If several of the indicators suggested above are present in an
individual case, then the possibility that dietary exposure to
dehydroPAs is involved deserves further investigation,
especially if other features of dehydroPA poisoning are also
present such as hypertrophic (megalocytic) cells, antimitotic
effects, and evidence of immunotoxicity.
6. CONCLUSIONS AND FUTURE DIRECTIONS
Recent recognition that some individuals and communities may
be intermittently exposed to hazardous levels of mutagenic
dehydroPAs, naturally present or present as contaminants in a
number of common foods, raises the possibility that these
natural toxins may be important contributors to the develop-
ment of certain chronic diseases in those individuals and
communities. However, epidemiological support is required,
and considerable research is needed to establish the veracity
and extent of this possibility. As well as increased regional
analyses of food to determine current levels of dietary exposure
to dehydroPAs, awareness among clinicians of this possibility
should lead to questioning of patients about their dietary habits
and the sources of the foods they consume.

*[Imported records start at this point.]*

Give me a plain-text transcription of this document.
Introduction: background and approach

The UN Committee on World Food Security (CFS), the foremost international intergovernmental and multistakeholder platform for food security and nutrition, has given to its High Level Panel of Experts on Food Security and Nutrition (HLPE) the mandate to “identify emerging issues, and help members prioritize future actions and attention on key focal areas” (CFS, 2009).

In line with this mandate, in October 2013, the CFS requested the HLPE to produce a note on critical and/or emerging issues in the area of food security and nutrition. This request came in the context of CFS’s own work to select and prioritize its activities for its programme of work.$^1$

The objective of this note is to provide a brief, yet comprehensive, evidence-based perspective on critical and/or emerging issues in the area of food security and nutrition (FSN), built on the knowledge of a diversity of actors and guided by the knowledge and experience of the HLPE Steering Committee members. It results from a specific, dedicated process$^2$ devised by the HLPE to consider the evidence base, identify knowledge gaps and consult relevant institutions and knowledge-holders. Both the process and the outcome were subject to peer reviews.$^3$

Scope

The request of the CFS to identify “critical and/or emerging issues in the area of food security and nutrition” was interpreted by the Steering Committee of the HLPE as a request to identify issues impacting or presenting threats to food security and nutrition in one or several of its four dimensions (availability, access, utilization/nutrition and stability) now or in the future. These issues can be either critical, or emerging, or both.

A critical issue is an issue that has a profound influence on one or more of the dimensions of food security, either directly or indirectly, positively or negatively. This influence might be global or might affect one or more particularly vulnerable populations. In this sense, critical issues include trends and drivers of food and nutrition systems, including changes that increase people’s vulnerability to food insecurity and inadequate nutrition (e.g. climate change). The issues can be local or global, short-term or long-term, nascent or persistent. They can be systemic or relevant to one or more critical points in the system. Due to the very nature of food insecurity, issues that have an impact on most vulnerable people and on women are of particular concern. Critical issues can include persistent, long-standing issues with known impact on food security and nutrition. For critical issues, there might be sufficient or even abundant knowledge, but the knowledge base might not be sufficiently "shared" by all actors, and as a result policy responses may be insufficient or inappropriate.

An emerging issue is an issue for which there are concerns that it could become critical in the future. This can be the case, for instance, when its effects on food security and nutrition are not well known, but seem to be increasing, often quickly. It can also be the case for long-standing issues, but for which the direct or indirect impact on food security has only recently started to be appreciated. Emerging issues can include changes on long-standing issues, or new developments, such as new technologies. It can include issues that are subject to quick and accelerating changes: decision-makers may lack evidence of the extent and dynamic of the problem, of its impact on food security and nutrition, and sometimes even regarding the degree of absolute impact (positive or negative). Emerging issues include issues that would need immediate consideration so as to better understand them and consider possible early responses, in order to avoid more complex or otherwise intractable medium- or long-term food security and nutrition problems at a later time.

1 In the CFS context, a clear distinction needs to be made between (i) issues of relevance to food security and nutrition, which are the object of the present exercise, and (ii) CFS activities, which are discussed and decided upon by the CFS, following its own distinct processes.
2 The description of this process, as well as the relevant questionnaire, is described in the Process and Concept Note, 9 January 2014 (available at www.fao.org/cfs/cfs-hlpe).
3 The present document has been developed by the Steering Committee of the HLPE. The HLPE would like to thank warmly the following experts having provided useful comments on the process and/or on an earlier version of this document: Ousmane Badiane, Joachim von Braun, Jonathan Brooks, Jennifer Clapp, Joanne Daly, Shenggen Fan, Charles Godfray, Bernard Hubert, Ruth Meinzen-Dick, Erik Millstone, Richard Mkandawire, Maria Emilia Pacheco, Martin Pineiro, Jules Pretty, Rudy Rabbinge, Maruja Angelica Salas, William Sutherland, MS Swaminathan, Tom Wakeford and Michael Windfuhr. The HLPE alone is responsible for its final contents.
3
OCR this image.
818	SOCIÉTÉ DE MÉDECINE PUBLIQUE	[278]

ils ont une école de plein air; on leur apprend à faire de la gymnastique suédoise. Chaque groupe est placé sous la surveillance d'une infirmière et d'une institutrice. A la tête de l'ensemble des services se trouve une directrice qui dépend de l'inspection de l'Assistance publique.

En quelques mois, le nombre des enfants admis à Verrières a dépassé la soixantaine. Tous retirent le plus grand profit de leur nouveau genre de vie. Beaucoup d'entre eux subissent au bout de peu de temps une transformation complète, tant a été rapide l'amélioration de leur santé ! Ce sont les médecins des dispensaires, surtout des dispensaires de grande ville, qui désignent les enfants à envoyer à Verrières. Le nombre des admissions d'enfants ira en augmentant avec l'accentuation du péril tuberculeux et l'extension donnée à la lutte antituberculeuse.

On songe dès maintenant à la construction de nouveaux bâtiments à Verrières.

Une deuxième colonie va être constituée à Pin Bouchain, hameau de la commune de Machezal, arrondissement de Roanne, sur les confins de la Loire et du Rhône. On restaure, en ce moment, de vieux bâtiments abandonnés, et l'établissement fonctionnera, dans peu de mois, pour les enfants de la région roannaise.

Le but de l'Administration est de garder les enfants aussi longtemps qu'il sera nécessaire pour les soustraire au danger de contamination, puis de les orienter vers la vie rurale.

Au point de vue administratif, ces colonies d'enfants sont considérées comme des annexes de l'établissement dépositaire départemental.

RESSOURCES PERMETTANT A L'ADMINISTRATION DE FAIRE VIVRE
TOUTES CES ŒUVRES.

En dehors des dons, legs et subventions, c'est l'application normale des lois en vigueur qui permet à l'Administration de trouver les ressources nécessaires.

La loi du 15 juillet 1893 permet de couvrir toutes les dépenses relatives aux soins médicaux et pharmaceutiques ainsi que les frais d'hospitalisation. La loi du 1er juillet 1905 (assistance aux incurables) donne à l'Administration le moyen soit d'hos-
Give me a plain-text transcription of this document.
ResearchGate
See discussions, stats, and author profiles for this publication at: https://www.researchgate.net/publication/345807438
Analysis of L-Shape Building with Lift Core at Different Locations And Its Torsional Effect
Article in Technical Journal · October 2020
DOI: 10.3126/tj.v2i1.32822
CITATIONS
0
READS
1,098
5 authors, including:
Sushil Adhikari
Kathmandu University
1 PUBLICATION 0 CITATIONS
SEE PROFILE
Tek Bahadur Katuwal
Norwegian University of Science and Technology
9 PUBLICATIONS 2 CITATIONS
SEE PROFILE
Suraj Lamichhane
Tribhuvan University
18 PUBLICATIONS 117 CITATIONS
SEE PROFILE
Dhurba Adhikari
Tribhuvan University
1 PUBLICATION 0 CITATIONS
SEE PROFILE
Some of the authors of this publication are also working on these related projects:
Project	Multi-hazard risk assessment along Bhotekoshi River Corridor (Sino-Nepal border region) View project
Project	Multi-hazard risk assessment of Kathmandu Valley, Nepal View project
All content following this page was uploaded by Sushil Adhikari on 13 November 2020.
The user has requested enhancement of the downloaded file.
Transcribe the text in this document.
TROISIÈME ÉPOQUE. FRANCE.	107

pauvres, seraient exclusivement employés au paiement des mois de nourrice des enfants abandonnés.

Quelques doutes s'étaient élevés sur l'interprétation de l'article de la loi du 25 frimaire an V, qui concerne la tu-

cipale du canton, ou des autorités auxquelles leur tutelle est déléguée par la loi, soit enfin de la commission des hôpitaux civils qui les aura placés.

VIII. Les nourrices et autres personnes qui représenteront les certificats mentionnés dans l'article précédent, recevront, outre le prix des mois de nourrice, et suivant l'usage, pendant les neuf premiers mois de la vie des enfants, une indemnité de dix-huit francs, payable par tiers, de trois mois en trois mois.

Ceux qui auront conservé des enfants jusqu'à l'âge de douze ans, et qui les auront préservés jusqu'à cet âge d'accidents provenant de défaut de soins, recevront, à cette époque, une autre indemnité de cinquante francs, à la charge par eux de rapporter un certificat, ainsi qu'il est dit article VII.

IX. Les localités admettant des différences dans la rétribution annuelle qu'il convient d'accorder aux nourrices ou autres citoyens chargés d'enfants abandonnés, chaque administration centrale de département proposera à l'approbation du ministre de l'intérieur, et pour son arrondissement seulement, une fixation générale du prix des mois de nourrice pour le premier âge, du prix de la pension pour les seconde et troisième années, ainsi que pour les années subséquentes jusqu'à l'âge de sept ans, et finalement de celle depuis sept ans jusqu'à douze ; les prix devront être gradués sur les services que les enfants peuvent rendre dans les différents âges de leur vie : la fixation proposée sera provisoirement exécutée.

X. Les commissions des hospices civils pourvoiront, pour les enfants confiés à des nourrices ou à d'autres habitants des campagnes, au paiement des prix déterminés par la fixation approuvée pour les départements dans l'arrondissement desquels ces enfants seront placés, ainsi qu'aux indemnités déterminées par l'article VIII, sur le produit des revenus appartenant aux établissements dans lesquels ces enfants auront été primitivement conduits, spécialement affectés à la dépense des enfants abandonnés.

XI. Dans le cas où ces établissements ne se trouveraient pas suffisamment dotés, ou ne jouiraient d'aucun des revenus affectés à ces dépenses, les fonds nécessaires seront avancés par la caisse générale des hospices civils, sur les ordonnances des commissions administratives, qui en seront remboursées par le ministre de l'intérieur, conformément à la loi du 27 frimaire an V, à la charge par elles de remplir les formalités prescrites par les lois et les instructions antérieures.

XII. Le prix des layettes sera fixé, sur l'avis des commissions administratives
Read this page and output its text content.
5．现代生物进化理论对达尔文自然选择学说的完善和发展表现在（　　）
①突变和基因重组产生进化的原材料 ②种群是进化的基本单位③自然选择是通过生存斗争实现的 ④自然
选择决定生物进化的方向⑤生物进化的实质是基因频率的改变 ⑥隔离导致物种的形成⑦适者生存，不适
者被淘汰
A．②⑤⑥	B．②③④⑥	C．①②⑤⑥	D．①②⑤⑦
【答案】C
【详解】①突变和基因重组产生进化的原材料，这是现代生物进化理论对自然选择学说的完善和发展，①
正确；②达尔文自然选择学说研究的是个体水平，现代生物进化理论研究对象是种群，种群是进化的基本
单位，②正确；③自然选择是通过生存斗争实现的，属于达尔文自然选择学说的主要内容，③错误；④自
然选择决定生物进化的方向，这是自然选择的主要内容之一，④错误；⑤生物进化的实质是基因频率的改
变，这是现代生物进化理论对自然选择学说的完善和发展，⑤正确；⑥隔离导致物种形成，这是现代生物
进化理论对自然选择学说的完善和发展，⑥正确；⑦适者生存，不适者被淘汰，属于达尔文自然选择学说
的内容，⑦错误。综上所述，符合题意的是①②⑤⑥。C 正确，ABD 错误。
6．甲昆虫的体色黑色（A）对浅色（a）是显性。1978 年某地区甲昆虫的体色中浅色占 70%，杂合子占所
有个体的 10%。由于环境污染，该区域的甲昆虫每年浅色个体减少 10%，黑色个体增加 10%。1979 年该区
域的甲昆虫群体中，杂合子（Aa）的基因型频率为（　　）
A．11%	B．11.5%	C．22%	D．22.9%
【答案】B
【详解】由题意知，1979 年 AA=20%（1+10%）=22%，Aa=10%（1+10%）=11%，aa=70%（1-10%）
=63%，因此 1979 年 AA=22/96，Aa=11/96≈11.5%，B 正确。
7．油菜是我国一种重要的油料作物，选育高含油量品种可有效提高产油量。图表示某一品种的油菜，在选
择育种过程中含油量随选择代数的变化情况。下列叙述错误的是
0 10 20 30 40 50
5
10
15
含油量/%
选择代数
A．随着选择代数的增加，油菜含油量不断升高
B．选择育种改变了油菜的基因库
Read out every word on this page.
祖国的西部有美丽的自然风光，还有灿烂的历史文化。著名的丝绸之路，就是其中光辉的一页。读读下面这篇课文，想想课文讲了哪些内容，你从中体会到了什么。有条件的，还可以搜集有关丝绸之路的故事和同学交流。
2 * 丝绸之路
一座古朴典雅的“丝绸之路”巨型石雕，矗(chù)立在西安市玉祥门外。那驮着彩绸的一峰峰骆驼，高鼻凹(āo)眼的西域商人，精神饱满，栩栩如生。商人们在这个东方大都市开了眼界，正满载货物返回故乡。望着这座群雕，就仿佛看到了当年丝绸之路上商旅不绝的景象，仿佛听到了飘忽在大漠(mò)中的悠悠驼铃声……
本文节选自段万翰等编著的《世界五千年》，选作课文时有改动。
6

The chronic diseases that could sometimes be caused,
initiated, or precipitated by the current intermittent, low levels
of dietary exposure to dehydroPAs include (a) a wide range of
cancers, (b) PAH, (c) progressive liver disease leading to
cirrhosis, and (d) congenital anomalies, or a combination of
these. PAH and HSOS, in particular, are highly characteristic
and indicative responses to dehydroPA exposure. All cases of
chronic illness involving or accompanied by evidence of either
or both of these relatively rarely co-occurring conditions could
indicate a possible dietary dehydroPA etiology.160,207
The availability of methods for detecting and quantifying
DHP−DNA71,261 and DHP−protein adducts262 provides
means of measuring levels of dietary exposure to dehydroPAs
in different populations and allows the level of DHP adducts
detected to be correlated with the incidence of certain chronic
diseases. Such analysis is, for example, particularly called for in
regions where honeys from dehydroPA-producing plants are
harvested and sold locally or when flour from locally harvested
grain could sometimes be contaminated. These data can then
be correlated with the relative incidence of associated chronic
diseases in these particular regions.
The current animal models of PAH produced by exposure to
dehydroPAs are aimed at generating high numbers of affected
animals relatively quickly for experimental purposes, and some
acute effects of dehydroPAs are, therefore, also produced.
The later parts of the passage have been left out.